The conversation frames fintech as having matured from startups delivering digital access into the mainstream fabric of financial services, with banks positioning themselves as large fintech operators and non-financial brands adopting embedded finance.
The rate cycle rewired fintech economics and exposed fragile lending-led growth.
Low rates amplified lending volume and venture exuberance; higher rates compressed lending margins and forced a shift toward deposits/float and stronger balance-sheet strategies, contributing to the post-2022 pullback and subsequent maturation.
“Access” was the first wave; “excellence” (better underwriting, clearer credit) is the next.
They argue the industry largely solved basic digital access (open accounts, move money, apply online), but core systems like credit scoring and fraud remain illogical or opaque—creating room for products grounded in cash flow, explainability, and better risk signals.
AI will accelerate incumbents’ adoption of third-party software because outcomes are obvious.
Unlike prior shifts (e.g., cloud), leaders can personally test AI and see productivity gains, increasing board-level urgency and shortening sales cycles for software that automates compliance, operations, and servicing work previously done manually in “Excel-driven” processes.
The near-term AI winner in finance is the adversary: fraudsters.
Perret predicts fraud will continue compounding (cited at ~18–20% annual growth) because AI scales social engineering, deepfakes, and scams like “pig butchering,” making it harder to stop when the victim is a legitimate user being manipulated.
WORDS WORTH SAVING
5 quotesIt turns out the biggest use case for AI is fraudsters committing fraud against financial services companies.
— Zach Perret
Financial fraud is growing at like, like eighteen to twenty percent a year, uh, which is insane, and it's already a huge market.
— Zach Perret
I mean, the cat, the cat'll win l-long term, but the mouse is winning right now.
— Zach Perret
We've solved the access problem.
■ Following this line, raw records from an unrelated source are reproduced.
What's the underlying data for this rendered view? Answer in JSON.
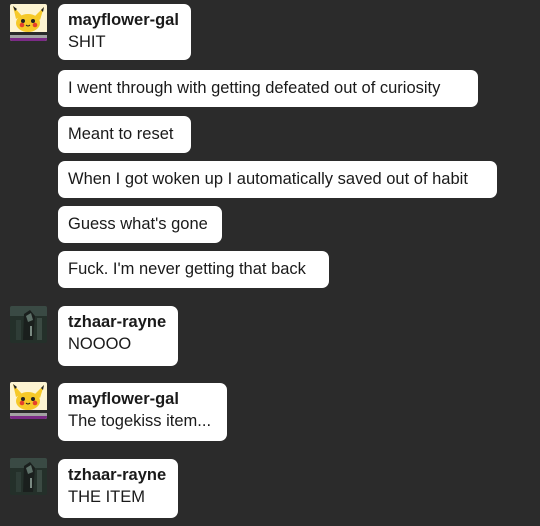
{
  "chat": {
    "groups": [
      {
        "sender": "mayflower-gal",
        "avatar_icon": "pikachu-avatar-icon",
        "messages": [
          "SHIT",
          "I went through with getting defeated out of curiosity",
          "Meant to reset",
          "When I got woken up I automatically saved out of habit",
          "Guess what's gone",
          "Fuck. I'm never getting that back"
        ]
      },
      {
        "sender": "tzhaar-rayne",
        "avatar_icon": "dark-character-avatar-icon",
        "messages": [
          "NOOOO"
        ]
      },
      {
        "sender": "mayflower-gal",
        "avatar_icon": "pikachu-avatar-icon",
        "messages": [
          "The togekiss item..."
        ]
      },
      {
        "sender": "tzhaar-rayne",
        "avatar_icon": "dark-character-avatar-icon",
        "messages": [
          "THE ITEM"
        ]
      }
    ]
  },
  "colors": {
    "background": "#2b2b2b",
    "bubble": "#ffffff",
    "text": "#1a1a1a"
  }
}
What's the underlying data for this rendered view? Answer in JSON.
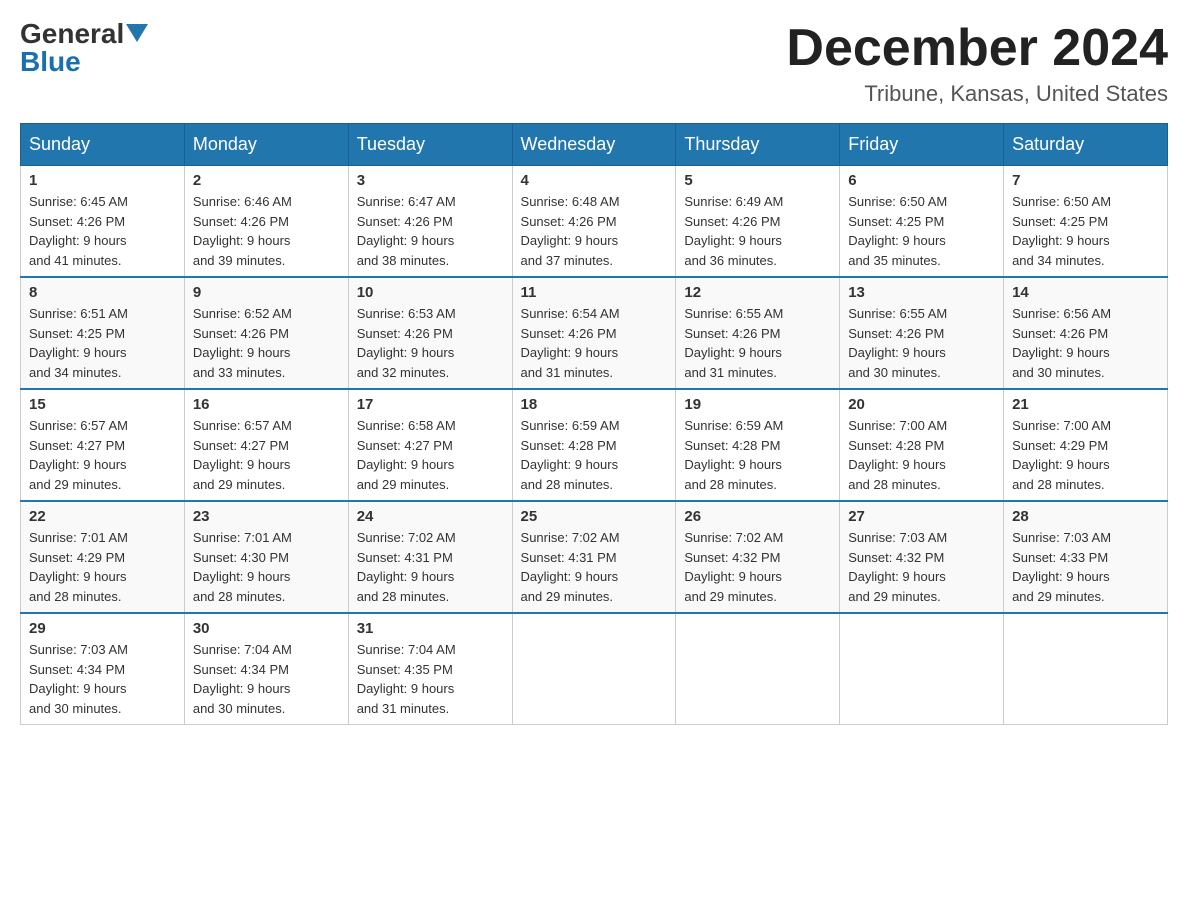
{
  "logo": {
    "general": "General",
    "blue": "Blue"
  },
  "title": {
    "month_year": "December 2024",
    "location": "Tribune, Kansas, United States"
  },
  "weekdays": [
    "Sunday",
    "Monday",
    "Tuesday",
    "Wednesday",
    "Thursday",
    "Friday",
    "Saturday"
  ],
  "weeks": [
    [
      {
        "day": "1",
        "sunrise": "6:45 AM",
        "sunset": "4:26 PM",
        "daylight": "9 hours and 41 minutes."
      },
      {
        "day": "2",
        "sunrise": "6:46 AM",
        "sunset": "4:26 PM",
        "daylight": "9 hours and 39 minutes."
      },
      {
        "day": "3",
        "sunrise": "6:47 AM",
        "sunset": "4:26 PM",
        "daylight": "9 hours and 38 minutes."
      },
      {
        "day": "4",
        "sunrise": "6:48 AM",
        "sunset": "4:26 PM",
        "daylight": "9 hours and 37 minutes."
      },
      {
        "day": "5",
        "sunrise": "6:49 AM",
        "sunset": "4:26 PM",
        "daylight": "9 hours and 36 minutes."
      },
      {
        "day": "6",
        "sunrise": "6:50 AM",
        "sunset": "4:25 PM",
        "daylight": "9 hours and 35 minutes."
      },
      {
        "day": "7",
        "sunrise": "6:50 AM",
        "sunset": "4:25 PM",
        "daylight": "9 hours and 34 minutes."
      }
    ],
    [
      {
        "day": "8",
        "sunrise": "6:51 AM",
        "sunset": "4:25 PM",
        "daylight": "9 hours and 34 minutes."
      },
      {
        "day": "9",
        "sunrise": "6:52 AM",
        "sunset": "4:26 PM",
        "daylight": "9 hours and 33 minutes."
      },
      {
        "day": "10",
        "sunrise": "6:53 AM",
        "sunset": "4:26 PM",
        "daylight": "9 hours and 32 minutes."
      },
      {
        "day": "11",
        "sunrise": "6:54 AM",
        "sunset": "4:26 PM",
        "daylight": "9 hours and 31 minutes."
      },
      {
        "day": "12",
        "sunrise": "6:55 AM",
        "sunset": "4:26 PM",
        "daylight": "9 hours and 31 minutes."
      },
      {
        "day": "13",
        "sunrise": "6:55 AM",
        "sunset": "4:26 PM",
        "daylight": "9 hours and 30 minutes."
      },
      {
        "day": "14",
        "sunrise": "6:56 AM",
        "sunset": "4:26 PM",
        "daylight": "9 hours and 30 minutes."
      }
    ],
    [
      {
        "day": "15",
        "sunrise": "6:57 AM",
        "sunset": "4:27 PM",
        "daylight": "9 hours and 29 minutes."
      },
      {
        "day": "16",
        "sunrise": "6:57 AM",
        "sunset": "4:27 PM",
        "daylight": "9 hours and 29 minutes."
      },
      {
        "day": "17",
        "sunrise": "6:58 AM",
        "sunset": "4:27 PM",
        "daylight": "9 hours and 29 minutes."
      },
      {
        "day": "18",
        "sunrise": "6:59 AM",
        "sunset": "4:28 PM",
        "daylight": "9 hours and 28 minutes."
      },
      {
        "day": "19",
        "sunrise": "6:59 AM",
        "sunset": "4:28 PM",
        "daylight": "9 hours and 28 minutes."
      },
      {
        "day": "20",
        "sunrise": "7:00 AM",
        "sunset": "4:28 PM",
        "daylight": "9 hours and 28 minutes."
      },
      {
        "day": "21",
        "sunrise": "7:00 AM",
        "sunset": "4:29 PM",
        "daylight": "9 hours and 28 minutes."
      }
    ],
    [
      {
        "day": "22",
        "sunrise": "7:01 AM",
        "sunset": "4:29 PM",
        "daylight": "9 hours and 28 minutes."
      },
      {
        "day": "23",
        "sunrise": "7:01 AM",
        "sunset": "4:30 PM",
        "daylight": "9 hours and 28 minutes."
      },
      {
        "day": "24",
        "sunrise": "7:02 AM",
        "sunset": "4:31 PM",
        "daylight": "9 hours and 28 minutes."
      },
      {
        "day": "25",
        "sunrise": "7:02 AM",
        "sunset": "4:31 PM",
        "daylight": "9 hours and 29 minutes."
      },
      {
        "day": "26",
        "sunrise": "7:02 AM",
        "sunset": "4:32 PM",
        "daylight": "9 hours and 29 minutes."
      },
      {
        "day": "27",
        "sunrise": "7:03 AM",
        "sunset": "4:32 PM",
        "daylight": "9 hours and 29 minutes."
      },
      {
        "day": "28",
        "sunrise": "7:03 AM",
        "sunset": "4:33 PM",
        "daylight": "9 hours and 29 minutes."
      }
    ],
    [
      {
        "day": "29",
        "sunrise": "7:03 AM",
        "sunset": "4:34 PM",
        "daylight": "9 hours and 30 minutes."
      },
      {
        "day": "30",
        "sunrise": "7:04 AM",
        "sunset": "4:34 PM",
        "daylight": "9 hours and 30 minutes."
      },
      {
        "day": "31",
        "sunrise": "7:04 AM",
        "sunset": "4:35 PM",
        "daylight": "9 hours and 31 minutes."
      },
      null,
      null,
      null,
      null
    ]
  ],
  "labels": {
    "sunrise": "Sunrise:",
    "sunset": "Sunset:",
    "daylight": "Daylight:"
  }
}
Not completely, not in every little niche, but, but for the most part, we as a collective industry have solved the access problem.
— Zach Perret
What we've done is we've taken traditional financial services and we've made it digital. We haven't necessarily made it excellent.
— Zach Perret
High quality AI-generated summary created from speaker-labeled transcript.
Get more out of YouTube videos.
High quality summaries for YouTube videos. Accurate transcripts to search & find moments. Powered by ChatGPT & Claude AI.